For enhanced security, the platform supports two-factor authentication (2FA), adding a crucial layer of protection to your remote access account. The most impressive security feature, however, is the native integration of Tailscale. Tailscale is a zero-configuration VPN solution built on the modern and highly secure WireGuard protocol. Instead of punching holes in your firewall and exposing the Comet directly to the public internet—a major security risk—you can create a secure, private network that connects your devices wherever they are. With Tailscale enabled, your Comet is never exposed, and only authenticated devices on your private “tailnet” can communicate with it. This is an enterprise-grade security feature on a consumer-priced device, and it demonstrates a real commitment to user safety.
The Final Verdict: Is This Your Remote Hands?
The GL.iNet Comet isn’t a perfect device, but it is a revolutionary one. It successfully packages the core functionality of a six-figure enterprise KVM solution into a $90 box. For a massive segment of the market—from small business IT departments to managed service providers (MSPs) to the ever-growing army of homelabbers—it’s a game-changer. The ability to diagnose a no-boot situation, reinstall an OS, or simply power-cycle a hung server from the other side of the planet can easily justify its cost the very first time it’s used.
However, it’s not for everyone. If you need to manage a computer that is frequently used locally and only has a single video output, the lack of HDMI passthrough will be a constant source of frustration. If your workflow relies heavily on mounting large disk images for remote installations, the virtual media feature will leave you deeply disappointed.

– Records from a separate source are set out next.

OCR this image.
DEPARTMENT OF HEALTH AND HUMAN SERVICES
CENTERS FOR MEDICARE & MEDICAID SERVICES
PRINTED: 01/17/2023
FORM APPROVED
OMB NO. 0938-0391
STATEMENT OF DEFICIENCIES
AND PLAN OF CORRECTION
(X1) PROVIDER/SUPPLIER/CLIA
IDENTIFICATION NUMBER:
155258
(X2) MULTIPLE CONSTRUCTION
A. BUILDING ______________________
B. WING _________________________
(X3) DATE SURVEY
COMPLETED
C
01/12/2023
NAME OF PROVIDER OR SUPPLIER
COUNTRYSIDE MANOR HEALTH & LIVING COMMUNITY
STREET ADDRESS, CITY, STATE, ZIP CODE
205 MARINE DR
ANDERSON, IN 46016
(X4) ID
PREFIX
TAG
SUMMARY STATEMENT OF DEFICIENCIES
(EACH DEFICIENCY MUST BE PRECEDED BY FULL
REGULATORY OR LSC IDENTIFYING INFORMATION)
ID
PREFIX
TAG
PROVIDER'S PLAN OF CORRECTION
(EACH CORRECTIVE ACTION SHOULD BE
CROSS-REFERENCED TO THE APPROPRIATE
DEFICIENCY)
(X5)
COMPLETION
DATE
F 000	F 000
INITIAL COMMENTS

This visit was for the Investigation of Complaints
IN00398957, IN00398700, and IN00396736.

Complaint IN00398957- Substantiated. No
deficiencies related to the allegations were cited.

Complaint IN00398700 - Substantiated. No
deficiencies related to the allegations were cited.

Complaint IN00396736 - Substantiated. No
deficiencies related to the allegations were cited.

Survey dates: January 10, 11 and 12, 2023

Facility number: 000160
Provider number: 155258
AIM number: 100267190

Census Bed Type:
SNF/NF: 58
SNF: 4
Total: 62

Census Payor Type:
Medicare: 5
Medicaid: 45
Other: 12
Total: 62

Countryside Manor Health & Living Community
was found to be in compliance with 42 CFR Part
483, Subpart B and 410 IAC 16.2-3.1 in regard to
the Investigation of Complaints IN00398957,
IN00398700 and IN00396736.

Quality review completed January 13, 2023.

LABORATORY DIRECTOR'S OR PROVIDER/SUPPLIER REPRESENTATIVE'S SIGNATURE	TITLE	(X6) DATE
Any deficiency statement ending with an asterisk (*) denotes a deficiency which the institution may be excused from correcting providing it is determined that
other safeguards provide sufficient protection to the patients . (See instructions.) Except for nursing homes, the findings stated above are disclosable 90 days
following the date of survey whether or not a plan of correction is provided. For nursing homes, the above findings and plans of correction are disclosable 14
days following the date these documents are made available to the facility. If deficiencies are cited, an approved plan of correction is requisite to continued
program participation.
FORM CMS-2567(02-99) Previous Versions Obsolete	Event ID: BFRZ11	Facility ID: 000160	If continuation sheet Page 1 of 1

For nearly everyone else, the GL.iNet Comet is an enthusiastic recommendation, with one major caveat: spend the extra $25 and get the PoE version. The added reliability and simplified wiring it provides elevates the product from a clever gadget to a serious, professional-grade tool. In the world of IT, where time is money and downtime is a disaster, this pocket-sized lifesaver might just be the best investment you make all year.